Quel est l’usage recommandé de l’Itanium 9320?
L’Itanium 9320 était initialement conçue pour un public cible bien spécifique : les professionnels travaillant dans des secteurs exigeant des performances graphiques élevées et une fiabilité accrue. L’usage en gaming, bien que possible, n’était pas son point fort. Bien qu’elle puisse faire tourner de nombreux jeux de l’époque, son prix élevé rendait les performances qu’elle offrait moins intéressantes que celles des cartes grand public. Son véritable domaine d’application se situait dans les stations de travail destinées à la modélisation 3D, à la CAO, à la simulation scientifique et au rendu vidéo. Dans ces contextes, sa puissance de calcul brute et sa bande passante mémoire permettaient d’accélérer significativement les processus de création et d’analyse. Le montage vidéo, en particulier le rendu de séquences complexes, était un autre domaine où l’Itanium 9320 pouvait se révéler utile. L’utilisation en bureautique, bien sûr, était possible, mais complètement sous-optimale compte tenu de son prix et de sa consommation d’énergie. Le principal obstacle à son adoption plus large était son coût élevé, qui la rendait inaccessible à la plupart des utilisateurs. Néanmoins, elle a trouvé sa place dans les entreprises et les laboratoires de recherche disposant de budgets importants et d’un besoin impérieux en performances graphiques. L’Itanium 9320 est un témoignage de l’innovation technologique et de la volonté d’NVIDIA de répondre aux besoins spécifiques du marché professionnel, même si ce pari n’a pas abouti à un succès commercial retentissant.

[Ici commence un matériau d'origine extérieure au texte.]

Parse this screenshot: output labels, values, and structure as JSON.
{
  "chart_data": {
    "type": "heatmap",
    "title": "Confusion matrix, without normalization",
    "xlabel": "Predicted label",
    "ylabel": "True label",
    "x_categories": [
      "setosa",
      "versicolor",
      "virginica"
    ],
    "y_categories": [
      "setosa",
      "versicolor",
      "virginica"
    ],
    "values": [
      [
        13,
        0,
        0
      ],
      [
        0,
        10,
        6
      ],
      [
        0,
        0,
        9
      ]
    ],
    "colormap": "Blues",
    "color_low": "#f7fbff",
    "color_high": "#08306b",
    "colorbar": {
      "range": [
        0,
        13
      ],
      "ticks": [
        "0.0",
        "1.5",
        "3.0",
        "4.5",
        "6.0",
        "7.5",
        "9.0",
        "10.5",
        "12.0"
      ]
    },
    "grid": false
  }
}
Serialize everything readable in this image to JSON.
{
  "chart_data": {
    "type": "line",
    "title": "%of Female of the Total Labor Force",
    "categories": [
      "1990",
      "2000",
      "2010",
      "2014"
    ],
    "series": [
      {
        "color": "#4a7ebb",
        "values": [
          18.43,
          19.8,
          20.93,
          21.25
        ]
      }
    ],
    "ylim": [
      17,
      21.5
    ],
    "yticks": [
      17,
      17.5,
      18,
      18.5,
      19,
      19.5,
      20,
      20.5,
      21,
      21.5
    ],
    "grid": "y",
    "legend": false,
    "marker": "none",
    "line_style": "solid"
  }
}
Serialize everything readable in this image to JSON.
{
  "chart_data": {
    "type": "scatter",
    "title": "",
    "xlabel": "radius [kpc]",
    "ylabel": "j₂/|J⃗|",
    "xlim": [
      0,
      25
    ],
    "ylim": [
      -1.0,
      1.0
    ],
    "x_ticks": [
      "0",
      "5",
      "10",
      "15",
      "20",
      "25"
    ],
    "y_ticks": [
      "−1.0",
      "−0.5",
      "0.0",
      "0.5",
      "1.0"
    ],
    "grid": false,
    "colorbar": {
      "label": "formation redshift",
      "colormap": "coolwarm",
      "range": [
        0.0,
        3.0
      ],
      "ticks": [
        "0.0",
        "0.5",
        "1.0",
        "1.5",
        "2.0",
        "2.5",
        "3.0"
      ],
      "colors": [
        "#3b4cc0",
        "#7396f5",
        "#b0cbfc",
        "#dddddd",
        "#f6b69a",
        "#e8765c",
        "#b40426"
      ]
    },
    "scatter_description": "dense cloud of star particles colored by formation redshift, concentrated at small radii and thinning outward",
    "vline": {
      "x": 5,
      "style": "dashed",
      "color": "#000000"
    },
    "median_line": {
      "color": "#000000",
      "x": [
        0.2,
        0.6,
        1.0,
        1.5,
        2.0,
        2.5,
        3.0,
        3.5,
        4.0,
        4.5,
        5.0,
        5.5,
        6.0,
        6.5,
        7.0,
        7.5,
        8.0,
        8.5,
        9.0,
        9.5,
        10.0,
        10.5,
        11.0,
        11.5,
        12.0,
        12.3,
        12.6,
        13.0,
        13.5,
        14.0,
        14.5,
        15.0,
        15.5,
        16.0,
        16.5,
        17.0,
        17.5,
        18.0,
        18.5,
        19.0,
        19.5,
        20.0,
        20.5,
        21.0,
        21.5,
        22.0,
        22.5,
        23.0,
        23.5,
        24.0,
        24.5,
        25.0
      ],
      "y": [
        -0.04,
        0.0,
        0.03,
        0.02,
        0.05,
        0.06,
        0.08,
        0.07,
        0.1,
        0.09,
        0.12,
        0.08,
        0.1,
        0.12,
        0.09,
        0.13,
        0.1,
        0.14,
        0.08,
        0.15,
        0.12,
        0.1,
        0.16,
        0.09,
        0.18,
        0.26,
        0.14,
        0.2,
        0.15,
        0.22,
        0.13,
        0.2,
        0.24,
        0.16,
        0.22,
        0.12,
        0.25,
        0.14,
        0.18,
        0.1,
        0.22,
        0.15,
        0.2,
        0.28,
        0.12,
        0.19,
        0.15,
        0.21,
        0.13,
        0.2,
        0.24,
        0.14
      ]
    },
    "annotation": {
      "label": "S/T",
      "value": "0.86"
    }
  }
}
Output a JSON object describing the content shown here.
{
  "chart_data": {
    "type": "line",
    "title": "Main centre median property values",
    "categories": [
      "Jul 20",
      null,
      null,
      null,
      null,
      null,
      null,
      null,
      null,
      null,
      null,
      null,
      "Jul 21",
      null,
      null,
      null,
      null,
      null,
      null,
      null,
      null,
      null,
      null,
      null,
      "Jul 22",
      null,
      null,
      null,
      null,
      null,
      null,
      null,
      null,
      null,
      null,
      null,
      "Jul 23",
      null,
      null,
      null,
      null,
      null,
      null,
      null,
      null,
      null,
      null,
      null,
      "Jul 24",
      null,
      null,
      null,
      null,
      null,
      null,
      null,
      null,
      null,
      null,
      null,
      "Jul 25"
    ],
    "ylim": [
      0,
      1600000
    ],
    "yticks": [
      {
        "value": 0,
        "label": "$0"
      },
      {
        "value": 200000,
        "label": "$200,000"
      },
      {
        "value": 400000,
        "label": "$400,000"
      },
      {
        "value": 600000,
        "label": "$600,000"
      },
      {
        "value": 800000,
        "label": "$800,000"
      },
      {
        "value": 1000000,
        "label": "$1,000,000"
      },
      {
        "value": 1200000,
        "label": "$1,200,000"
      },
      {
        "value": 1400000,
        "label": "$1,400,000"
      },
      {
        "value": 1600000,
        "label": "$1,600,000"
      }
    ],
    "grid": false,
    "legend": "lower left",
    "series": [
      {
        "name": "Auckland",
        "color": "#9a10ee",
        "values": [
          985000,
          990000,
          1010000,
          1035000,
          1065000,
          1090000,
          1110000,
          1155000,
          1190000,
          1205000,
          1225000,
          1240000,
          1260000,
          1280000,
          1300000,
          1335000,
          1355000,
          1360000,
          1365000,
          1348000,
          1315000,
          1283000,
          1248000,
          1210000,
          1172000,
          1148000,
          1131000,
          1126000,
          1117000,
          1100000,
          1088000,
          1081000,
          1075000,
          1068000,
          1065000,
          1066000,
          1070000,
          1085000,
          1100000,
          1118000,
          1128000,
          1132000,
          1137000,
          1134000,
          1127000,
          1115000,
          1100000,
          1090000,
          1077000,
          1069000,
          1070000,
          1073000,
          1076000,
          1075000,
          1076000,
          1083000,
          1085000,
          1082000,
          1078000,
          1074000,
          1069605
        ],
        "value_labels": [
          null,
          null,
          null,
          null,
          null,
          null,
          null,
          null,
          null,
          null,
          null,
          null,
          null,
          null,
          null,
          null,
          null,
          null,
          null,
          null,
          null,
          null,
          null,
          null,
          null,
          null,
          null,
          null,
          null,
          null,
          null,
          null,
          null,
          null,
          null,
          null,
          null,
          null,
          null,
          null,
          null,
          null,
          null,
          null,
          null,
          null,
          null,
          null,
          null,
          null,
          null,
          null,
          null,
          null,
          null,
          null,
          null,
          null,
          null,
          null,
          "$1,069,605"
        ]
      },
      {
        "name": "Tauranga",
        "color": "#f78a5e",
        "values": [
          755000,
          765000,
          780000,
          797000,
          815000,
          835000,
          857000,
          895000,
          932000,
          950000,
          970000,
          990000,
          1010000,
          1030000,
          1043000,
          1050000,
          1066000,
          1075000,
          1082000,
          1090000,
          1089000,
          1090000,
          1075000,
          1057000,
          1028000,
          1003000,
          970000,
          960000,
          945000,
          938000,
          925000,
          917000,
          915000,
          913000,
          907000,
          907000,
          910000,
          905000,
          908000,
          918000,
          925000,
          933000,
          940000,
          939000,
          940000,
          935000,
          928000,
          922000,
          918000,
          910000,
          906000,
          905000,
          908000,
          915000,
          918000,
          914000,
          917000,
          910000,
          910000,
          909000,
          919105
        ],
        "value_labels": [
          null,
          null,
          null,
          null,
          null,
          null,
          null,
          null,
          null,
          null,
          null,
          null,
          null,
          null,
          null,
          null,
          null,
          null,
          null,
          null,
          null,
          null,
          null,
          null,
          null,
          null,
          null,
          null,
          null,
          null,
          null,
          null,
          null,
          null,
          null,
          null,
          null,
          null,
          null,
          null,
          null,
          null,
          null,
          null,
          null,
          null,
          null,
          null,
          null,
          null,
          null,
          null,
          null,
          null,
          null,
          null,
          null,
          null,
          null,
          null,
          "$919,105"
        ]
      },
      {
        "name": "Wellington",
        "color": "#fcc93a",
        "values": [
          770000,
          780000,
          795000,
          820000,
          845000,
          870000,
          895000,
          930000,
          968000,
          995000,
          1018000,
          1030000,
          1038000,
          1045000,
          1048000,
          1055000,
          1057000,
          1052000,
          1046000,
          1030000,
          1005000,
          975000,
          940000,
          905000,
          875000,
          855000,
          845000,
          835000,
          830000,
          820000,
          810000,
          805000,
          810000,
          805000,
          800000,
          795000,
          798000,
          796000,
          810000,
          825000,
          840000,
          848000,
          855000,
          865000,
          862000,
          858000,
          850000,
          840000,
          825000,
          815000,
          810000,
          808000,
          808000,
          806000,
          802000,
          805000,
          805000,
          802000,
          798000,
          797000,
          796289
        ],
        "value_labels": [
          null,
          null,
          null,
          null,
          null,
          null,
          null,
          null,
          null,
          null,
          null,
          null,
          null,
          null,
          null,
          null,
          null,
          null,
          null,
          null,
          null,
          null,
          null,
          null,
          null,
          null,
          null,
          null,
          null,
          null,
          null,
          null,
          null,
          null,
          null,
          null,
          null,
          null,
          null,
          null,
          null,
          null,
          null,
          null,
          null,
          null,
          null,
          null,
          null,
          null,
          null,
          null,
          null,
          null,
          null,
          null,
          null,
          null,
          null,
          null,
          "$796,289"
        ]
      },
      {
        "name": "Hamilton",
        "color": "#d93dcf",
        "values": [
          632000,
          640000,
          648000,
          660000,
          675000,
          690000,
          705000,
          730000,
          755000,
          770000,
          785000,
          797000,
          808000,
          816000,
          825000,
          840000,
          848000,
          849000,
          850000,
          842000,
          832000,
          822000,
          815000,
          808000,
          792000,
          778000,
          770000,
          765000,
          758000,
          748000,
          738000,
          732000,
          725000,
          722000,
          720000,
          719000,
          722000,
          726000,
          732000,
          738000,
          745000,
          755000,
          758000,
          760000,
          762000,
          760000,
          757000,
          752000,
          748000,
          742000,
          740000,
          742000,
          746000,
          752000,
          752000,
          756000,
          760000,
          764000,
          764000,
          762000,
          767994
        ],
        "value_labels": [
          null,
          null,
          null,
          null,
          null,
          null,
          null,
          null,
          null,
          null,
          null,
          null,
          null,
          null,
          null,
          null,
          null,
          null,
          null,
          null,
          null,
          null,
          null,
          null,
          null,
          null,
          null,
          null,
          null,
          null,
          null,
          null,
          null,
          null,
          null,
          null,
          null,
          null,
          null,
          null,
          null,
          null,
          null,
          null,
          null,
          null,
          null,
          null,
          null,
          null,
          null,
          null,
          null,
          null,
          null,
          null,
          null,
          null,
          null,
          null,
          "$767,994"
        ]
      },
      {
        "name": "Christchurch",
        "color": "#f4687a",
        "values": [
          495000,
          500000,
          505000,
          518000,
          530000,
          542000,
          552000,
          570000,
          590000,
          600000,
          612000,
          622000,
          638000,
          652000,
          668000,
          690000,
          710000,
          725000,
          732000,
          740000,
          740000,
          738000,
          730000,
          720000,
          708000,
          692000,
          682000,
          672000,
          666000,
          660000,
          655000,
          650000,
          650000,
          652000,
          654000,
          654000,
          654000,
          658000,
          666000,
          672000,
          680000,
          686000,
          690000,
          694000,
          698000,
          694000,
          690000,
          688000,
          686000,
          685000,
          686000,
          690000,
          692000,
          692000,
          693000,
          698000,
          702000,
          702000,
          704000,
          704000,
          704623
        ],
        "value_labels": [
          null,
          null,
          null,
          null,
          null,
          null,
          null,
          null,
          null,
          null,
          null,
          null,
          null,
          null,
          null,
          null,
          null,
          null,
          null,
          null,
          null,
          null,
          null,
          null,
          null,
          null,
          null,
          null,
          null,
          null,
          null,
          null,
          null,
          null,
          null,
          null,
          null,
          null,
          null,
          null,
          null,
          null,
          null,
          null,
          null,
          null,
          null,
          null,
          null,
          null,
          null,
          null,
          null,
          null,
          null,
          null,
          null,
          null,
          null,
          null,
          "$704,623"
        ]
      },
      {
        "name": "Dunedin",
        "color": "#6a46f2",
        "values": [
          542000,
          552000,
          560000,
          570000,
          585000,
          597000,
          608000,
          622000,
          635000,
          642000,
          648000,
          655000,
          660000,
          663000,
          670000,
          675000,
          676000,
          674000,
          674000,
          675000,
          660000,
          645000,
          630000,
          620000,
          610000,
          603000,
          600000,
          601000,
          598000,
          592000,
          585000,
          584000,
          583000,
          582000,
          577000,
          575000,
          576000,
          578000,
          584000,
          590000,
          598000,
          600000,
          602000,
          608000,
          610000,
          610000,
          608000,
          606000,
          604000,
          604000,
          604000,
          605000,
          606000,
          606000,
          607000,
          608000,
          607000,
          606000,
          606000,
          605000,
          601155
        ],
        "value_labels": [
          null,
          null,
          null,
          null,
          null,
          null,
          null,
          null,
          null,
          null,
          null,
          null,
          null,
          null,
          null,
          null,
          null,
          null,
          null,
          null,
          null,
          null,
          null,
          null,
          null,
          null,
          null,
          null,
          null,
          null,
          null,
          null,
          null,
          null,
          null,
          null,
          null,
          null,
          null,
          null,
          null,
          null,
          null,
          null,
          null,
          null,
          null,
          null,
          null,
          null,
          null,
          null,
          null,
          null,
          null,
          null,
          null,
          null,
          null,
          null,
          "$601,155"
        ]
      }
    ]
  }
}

En conclusion, l’Itanium 9320 reste une curiosité de l’histoire de l’informatique, un exemple de tentative d’intégration unique entre NVIDIA et Intel. Bien que son impact commercial ait été limité, elle a contribué à l’évolution de la technologie graphique et a inspiré de nouvelles approches en matière de calcul parallèle. Son héritage réside dans son architecture innovante et sa capacité à offrir des performances élevées dans les applications professionnelles, même si les cartes graphiques d’aujourd’hui ont largement dépassé ses capacités.
Pour des performances similaires, consultez la Itanium 9550.